Methods: The expression of CK1α and β-catenin Ser45-phosphorylation were detected by immunohistochemical technique in 90 cases of ESCC and their corresponding adjacent nonneoplastic esophageal tissues (n=90), and evaluated the correlation between the expression of CK1α, phosphorylation at Ser45 of β-catenin and clinicopathological parameters of ESCC patients.

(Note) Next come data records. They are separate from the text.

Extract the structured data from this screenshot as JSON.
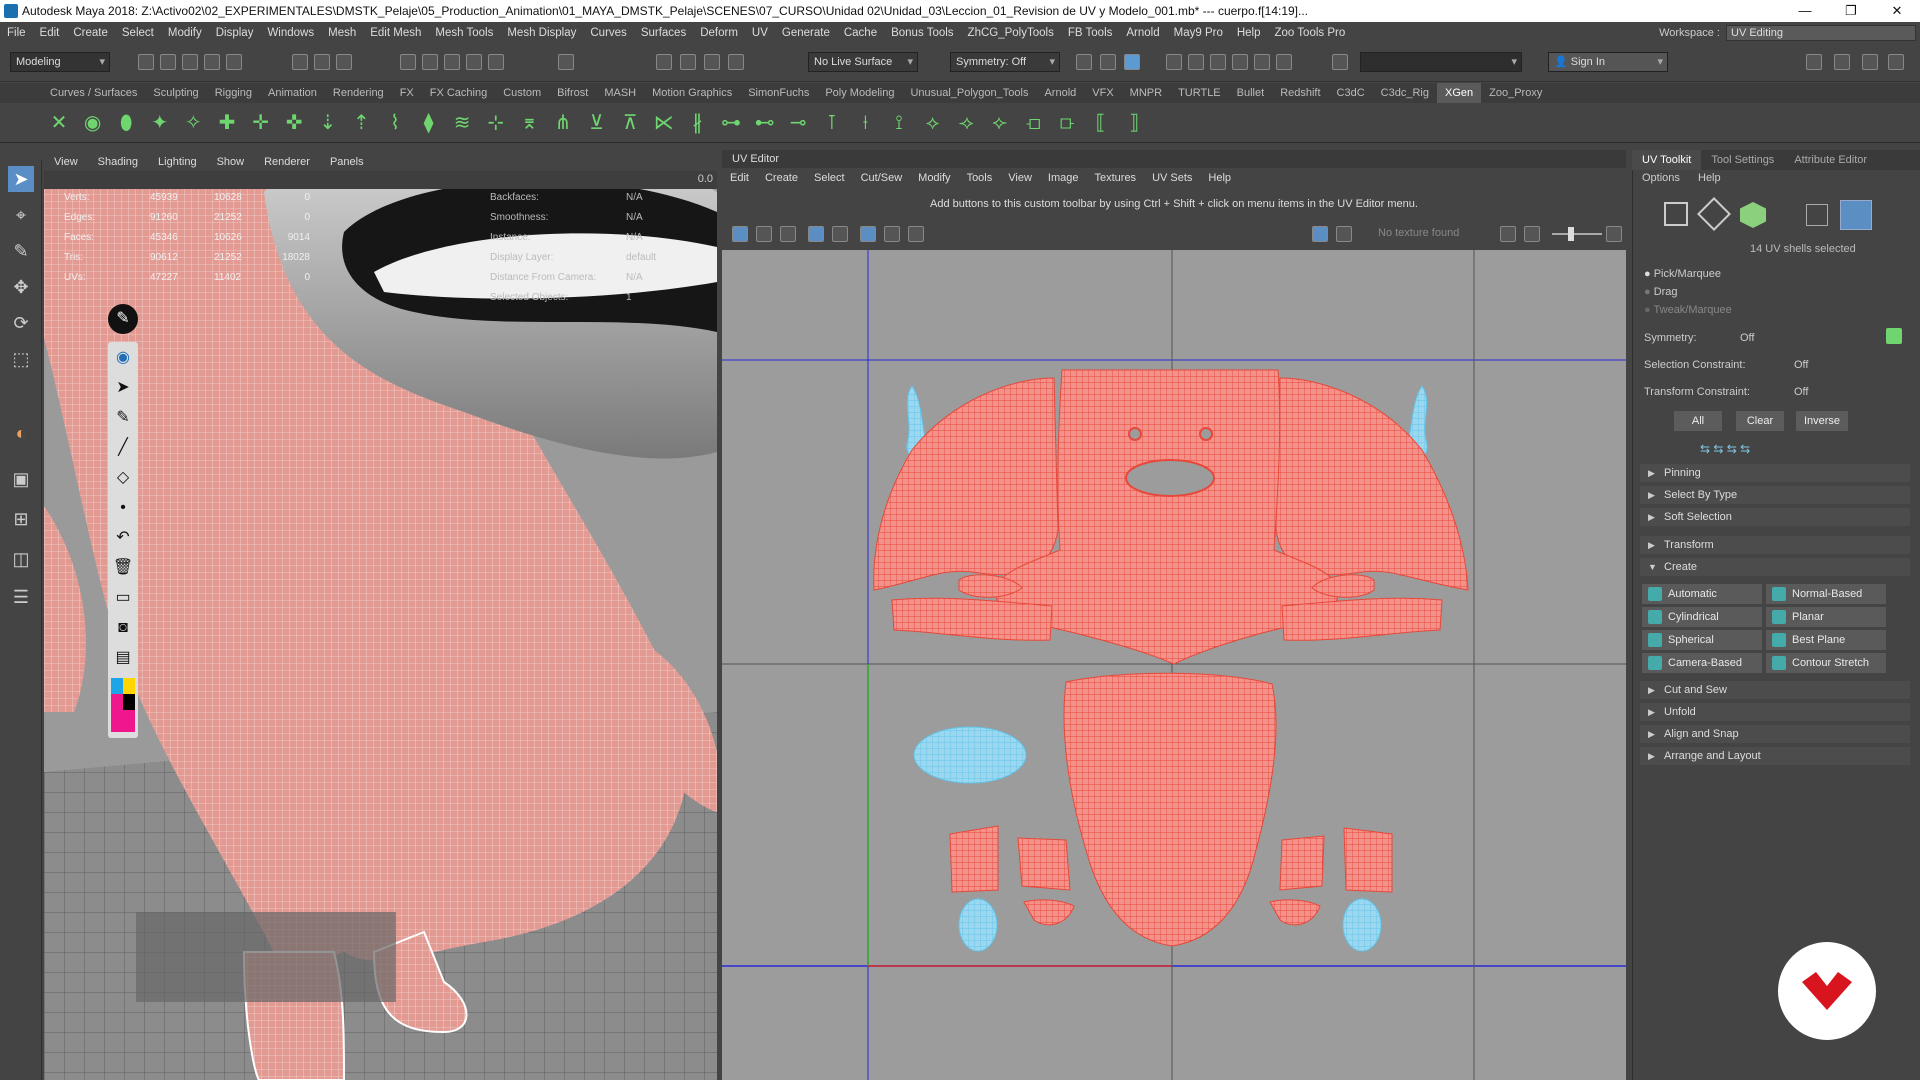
{
  "window": {
    "title": "Autodesk Maya 2018: Z:\\Activo02\\02_EXPERIMENTALES\\DMSTK_Pelaje\\05_Production_Animation\\01_MAYA_DMSTK_Pelaje\\SCENES\\07_CURSO\\Unidad 02\\Unidad_03\\Leccion_01_Revision de UV y Modelo_001.mb*  ---  cuerpo.f[14:19]...",
    "minimize": "—",
    "restore": "❐",
    "close": "✕"
  },
  "menubar": [
    "File",
    "Edit",
    "Create",
    "Select",
    "Modify",
    "Display",
    "Windows",
    "Mesh",
    "Edit Mesh",
    "Mesh Tools",
    "Mesh Display",
    "Curves",
    "Surfaces",
    "Deform",
    "UV",
    "Generate",
    "Cache",
    "Bonus Tools",
    "ZhCG_PolyTools",
    "FB Tools",
    "Arnold",
    "May9 Pro",
    "Help",
    "Zoo Tools Pro"
  ],
  "workspace": {
    "label": "Workspace :",
    "value": "UV Editing"
  },
  "status": {
    "mode": "Modeling",
    "live_surface": "No Live Surface",
    "symmetry": "Symmetry: Off",
    "sign_in": "Sign In"
  },
  "shelf_tabs": [
    "Curves / Surfaces",
    "Sculpting",
    "Rigging",
    "Animation",
    "Rendering",
    "FX",
    "FX Caching",
    "Custom",
    "Bifrost",
    "MASH",
    "Motion Graphics",
    "SimonFuchs",
    "Poly Modeling",
    "Unusual_Polygon_Tools",
    "Arnold",
    "VFX",
    "MNPR",
    "TURTLE",
    "Bullet",
    "Redshift",
    "C3dC",
    "C3dc_Rig",
    "XGen",
    "Zoo_Proxy"
  ],
  "shelf_active": "XGen",
  "viewport": {
    "menu": [
      "View",
      "Shading",
      "Lighting",
      "Show",
      "Renderer",
      "Panels"
    ],
    "hud_labels": [
      "Verts:",
      "Edges:",
      "Faces:",
      "Tris:",
      "UVs:"
    ],
    "hud_col1": [
      "45939",
      "91260",
      "45346",
      "90612",
      "47227"
    ],
    "hud_col2": [
      "10628",
      "21252",
      "10626",
      "21252",
      "11402"
    ],
    "hud_col3": [
      "0",
      "0",
      "9014",
      "18028",
      "0"
    ],
    "hud_right_labels": [
      "Backfaces:",
      "Smoothness:",
      "Instance:",
      "Display Layer:",
      "Distance From Camera:",
      "Selected Objects:"
    ],
    "hud_right_values": [
      "N/A",
      "N/A",
      "N/A",
      "default",
      "N/A",
      "1"
    ],
    "field_value": "0.0"
  },
  "uv_editor": {
    "title": "UV Editor",
    "menu": [
      "Edit",
      "Create",
      "Select",
      "Cut/Sew",
      "Modify",
      "Tools",
      "View",
      "Image",
      "Textures",
      "UV Sets",
      "Help"
    ],
    "hint": "Add buttons to this custom toolbar by using Ctrl + Shift + click on menu items in the UV Editor menu.",
    "no_texture": "No texture found"
  },
  "uv_toolkit": {
    "tabs": [
      "UV Toolkit",
      "Tool Settings",
      "Attribute Editor"
    ],
    "menu": [
      "Options",
      "Help"
    ],
    "shells_selected": "14 UV shells selected",
    "modes": [
      "Pick/Marquee",
      "Drag",
      "Tweak/Marquee"
    ],
    "symmetry_label": "Symmetry:",
    "symmetry_value": "Off",
    "sel_constraint_label": "Selection Constraint:",
    "sel_constraint_value": "Off",
    "trans_constraint_label": "Transform Constraint:",
    "trans_constraint_value": "Off",
    "buttons": [
      "All",
      "Clear",
      "Inverse"
    ],
    "sections_top": [
      "Pinning",
      "Select By Type",
      "Soft Selection"
    ],
    "transform": "Transform",
    "create": "Create",
    "create_buttons": [
      "Automatic",
      "Normal-Based",
      "Cylindrical",
      "Planar",
      "Spherical",
      "Best Plane",
      "Camera-Based",
      "Contour Stretch"
    ],
    "sections_bottom": [
      "Cut and Sew",
      "Unfold",
      "Align and Snap",
      "Arrange and Layout"
    ]
  },
  "colors": {
    "uv_selected": "#e8483a",
    "uv_unselected": "#62c3e8",
    "viewport_bg": "#9a9a9a",
    "body": "#e79b95"
  }
}
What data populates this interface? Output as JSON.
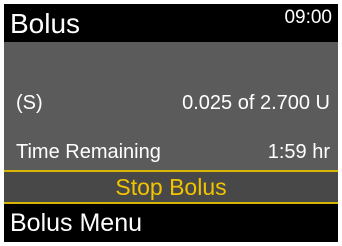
{
  "header": {
    "title": "Bolus",
    "time": "09:00"
  },
  "bolus": {
    "status_label": "(S)",
    "progress": "0.025 of 2.700 U",
    "delivered_units": 0.025,
    "total_units": 2.7,
    "time_remaining_label": "Time Remaining",
    "time_remaining_value": "1:59 hr"
  },
  "actions": {
    "stop_bolus": "Stop Bolus",
    "bolus_menu": "Bolus Menu"
  },
  "colors": {
    "screen_background": "#5b5b5b",
    "title_bar": "#000000",
    "selection_accent": "#f2c400"
  }
}
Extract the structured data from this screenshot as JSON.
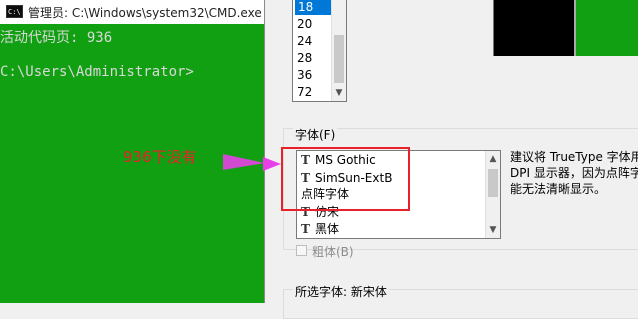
{
  "cmd": {
    "title": "管理员: C:\\Windows\\system32\\CMD.exe",
    "icon_text": "C:\\",
    "lines": [
      "活动代码页: 936",
      "C:\\Users\\Administrator>"
    ],
    "background": "#11a011"
  },
  "size_list": {
    "items": [
      "18",
      "20",
      "24",
      "28",
      "36",
      "72"
    ],
    "selected": "18"
  },
  "font_group": {
    "label": "字体(F)",
    "items": [
      {
        "name": "MS Gothic",
        "truetype": true
      },
      {
        "name": "SimSun-ExtB",
        "truetype": true
      },
      {
        "name": "点阵字体",
        "truetype": false
      },
      {
        "name": "仿宋",
        "truetype": true
      },
      {
        "name": "黑体",
        "truetype": true
      }
    ],
    "tt_glyph": "T"
  },
  "description": "建议将 TrueType 字体用\nDPI 显示器，因为点阵字\n能无法清晰显示。",
  "bold_label": "粗体(B)",
  "selected_font_label": "所选字体: 新宋体",
  "annotation": {
    "text": "936下没有",
    "color": "#e8212b"
  },
  "scroll_arrows": {
    "up": "▲",
    "down": "▼"
  }
}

Results: The lever of the expression of CK1α in ESCC was 63.3% (57/90), significantly lower than that in nonneoplastic esophageal tissues was 84.4% (76/90), (X2=16.567, P=0.000). The lever of the expression of phosphorylation at Ser45 of β-catenin in ESCC was 65.6% (59/90), significantly lower than that in nonneoplastic esophageal tissues was 88.9% (80/90), (X2=10.340, P=0.003). The expression of CK1α and β-catenin Ser45-phosphorylation was significantly related to the degree of tumor cell differentiation, but not with age, gender, tumor size, AJCC clinical stage and lymphatic metastasis. And CK1α and β-catenin Ser45-phosphorylation expression were also positively correlated (0.356, P=0.001).

Conclusions: CK1α and β-catenin Ser45-phosphorylation may play an important role in the pathogenesis and development of ESCC, and provide clinically useful information.